Leaders Sign Norfolk Coastal Storm Risk Management Design Agreement

Business & Finance

The Norfolk Coastal Storm Risk Management project just got another boost from city officials and the Army Corps’ Norfolk District.

Leaders sign Norfolk Coastal Storm Risk Management design agreement (USACE photo)

Col. Patrick Kinsman, district commander, and City Manager Doug Smith signed the design agreement Friday, clearing a path for USACE and Norfolk to share costs in funding and developing full designs for the first construction feature.

Its execution allows start of the Preconstruction Engineering and Design, or PED, phase.

The PED phase, which is planned for two years, depends on full and continuous funding,” said Holly Carpenter, Norfolk District’s project manager. The project received $400,000 from the Army Civil Works program’s Fiscal Year 2019 Work Plan to initiate the PED phase.

She also said that total PED phase costs are estimated at $8.3 million, with USACE covering 65% and the city, its nonfederal sponsor, picking up 35%.

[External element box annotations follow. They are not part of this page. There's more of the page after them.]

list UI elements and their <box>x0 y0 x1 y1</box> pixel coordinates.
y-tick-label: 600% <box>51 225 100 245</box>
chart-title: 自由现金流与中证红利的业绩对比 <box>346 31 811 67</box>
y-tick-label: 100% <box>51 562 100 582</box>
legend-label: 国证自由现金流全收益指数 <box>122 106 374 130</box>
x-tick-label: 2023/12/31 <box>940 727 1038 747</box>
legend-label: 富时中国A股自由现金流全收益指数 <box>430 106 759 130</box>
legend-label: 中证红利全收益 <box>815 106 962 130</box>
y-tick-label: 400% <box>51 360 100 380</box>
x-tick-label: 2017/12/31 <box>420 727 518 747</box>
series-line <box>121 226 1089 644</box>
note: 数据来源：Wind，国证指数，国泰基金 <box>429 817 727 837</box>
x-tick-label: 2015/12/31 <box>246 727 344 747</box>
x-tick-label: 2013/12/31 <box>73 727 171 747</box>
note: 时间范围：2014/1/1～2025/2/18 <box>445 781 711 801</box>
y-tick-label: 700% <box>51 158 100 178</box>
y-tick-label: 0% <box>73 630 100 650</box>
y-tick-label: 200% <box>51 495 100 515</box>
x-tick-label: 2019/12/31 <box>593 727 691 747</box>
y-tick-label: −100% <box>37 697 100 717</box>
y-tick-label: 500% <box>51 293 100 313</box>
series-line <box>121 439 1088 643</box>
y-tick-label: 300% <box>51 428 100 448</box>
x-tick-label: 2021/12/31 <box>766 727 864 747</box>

Norfolk District and the city are working on detailed scoping for the activities to be completed during the PED phase,” Carpenter added. “The first construction feature to be fully designed is planned as a 1.3-mile segment of berm and floodwall extending from Harbor Park and terminating at the existing downtown floodwall.”

Other potential activities targeted during full-design development include utility and topographic surveys, geotechnical and cultural-resources investigations, interior-drainage analysis, a value-engineering study, acquisition of construction permits, and a plans-and-specifications package ready for contractor bids.

The Norfolk Coastal Storm Risk Management Study examined coastal-storm risk management and resilience-planning initiatives and projects underway at USACE and other federal, state and local agencies. It recommended a $1.4 billion project featuring storm-surge barriers, nearly 8 miles of floodwall, a 1-mile levee, 11 tide gates, and seven pump and power stations.

That feasibility stage culminated in early February when Lt. Gen. Todd Semonite signed the Chief of Engineers Report and triggered the PED phase.

Norfolk CSRM was the first completed feasibility study following the larger North Atlantic Coast Comprehensive Study, which USACE tackled after Hurricane Sandy in 2012. The feasibility study was approved by a Senate Committee on Environment and Public Works resolution.

In order for construction to start in Norfolk, the project must be authorized by Congress, budgeted and a Project Partnership Agreement executed with the city.